Yes. I promise. He won't hurt me, Finn.

[ Unless she … asks him to … But there's maybe not quite enough levity in this conversation yet for that, no matter what Finn thinks he'd rather know. ]
forcevisions: (they say that)

[personal profile] forcevisions 2018-07-05 06:06 am (UTC)(link)
Well that makes two of us. Because I don't know what I'm doing either.

[ Her smile quirks at that, halfway to a laugh. It's comforting to her too. This is the one thing that makes sense — the two of them winging it as they go along. Making it up and hoping they strike hyperfuel somehow.
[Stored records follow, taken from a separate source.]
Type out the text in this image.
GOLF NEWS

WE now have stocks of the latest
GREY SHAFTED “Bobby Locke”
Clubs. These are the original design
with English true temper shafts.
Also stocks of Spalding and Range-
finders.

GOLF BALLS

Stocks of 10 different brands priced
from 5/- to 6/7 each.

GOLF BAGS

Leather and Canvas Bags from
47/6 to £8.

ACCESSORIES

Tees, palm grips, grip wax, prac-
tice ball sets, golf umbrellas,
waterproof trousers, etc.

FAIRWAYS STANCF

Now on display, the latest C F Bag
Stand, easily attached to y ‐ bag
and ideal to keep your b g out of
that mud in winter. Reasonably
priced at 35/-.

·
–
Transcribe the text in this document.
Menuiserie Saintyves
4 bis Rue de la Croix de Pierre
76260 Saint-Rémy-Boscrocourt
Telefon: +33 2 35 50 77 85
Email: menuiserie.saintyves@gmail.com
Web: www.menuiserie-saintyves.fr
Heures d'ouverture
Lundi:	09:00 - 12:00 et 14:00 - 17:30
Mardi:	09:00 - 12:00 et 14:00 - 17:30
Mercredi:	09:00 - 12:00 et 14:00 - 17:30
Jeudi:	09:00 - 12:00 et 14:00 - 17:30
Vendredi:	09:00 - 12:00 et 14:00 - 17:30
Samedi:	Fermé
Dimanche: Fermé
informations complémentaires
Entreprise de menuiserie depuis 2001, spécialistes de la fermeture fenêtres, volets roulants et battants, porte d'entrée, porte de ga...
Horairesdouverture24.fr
She keeps hold of his hand and reaches her other palm over to rest atop his forearm, a sort of pseudo-embrace that is designed to further affirm that her choice is well-considered.

Ben thought she had it more together than he did somehow, that this came more naturally to her. And it does, in a way. She has never cut herself off from her compassion and empathy like he had. In many ways he is learning how to re-access those parts of himself through her. But she still feels cluelessly inexperienced with caring about people in that way, with being close to them.

It's a difficult thing to do. And already, she can feel that he's right — it's going to be more complicated for being here. She hasn't even confronted the 'what is gonna happen when Kylo Ren puts his dick somewhere else' question yet.

She finally settles into something resembling peace, even though he's still conflicted and confused. It's out there. They're working on it. It's going to be alright. Her expression softens, warms up, and —
]

Thank you.
forcevisions: (i'm not passive)

[personal profile] forcevisions 2018-07-07 04:44 am (UTC)(link)
Do you want a soda?

[ She decides that's what this needs. Carbonated sugar. She's addicted already. Rey asks, but she's already on her feet and settling on 'yes, everyone wants a soda.' Also it gives her something to move forward onto that doesn't involve dragging this. ]

Thor showed me how to make the vending machine dispense as many as I want.
forcevisions: (fill me up)

[personal profile] forcevisions 2018-07-08 04:32 am (UTC)(link)
[ it's not a trick. it's 100% not a trick. she just … hits the button … multiple times …

that's it. that's how the machine works. it's literally its design.
]

Asgardian god of thunder. Thor Odinson. I knew a different version of him, too, in Hathaway.
forcevisions: (now my neck is open wide)

[personal profile] forcevisions 2018-07-10 05:07 pm (UTC)(link)
Real god.

[ She says that with a simple kind of certainty. She'd been on the fence for a while too, but Loki's repetitive dying pretty much sold her on it. Which is still sad. She's still mourning and having a rough time with that, but it's fine.

Oh, she hasn't told Kylo about that yet.

Oh …

He's going to be upset.

Anyway.
]

He seems thrilled to be here, honestly. Definitely welcoming the vacation.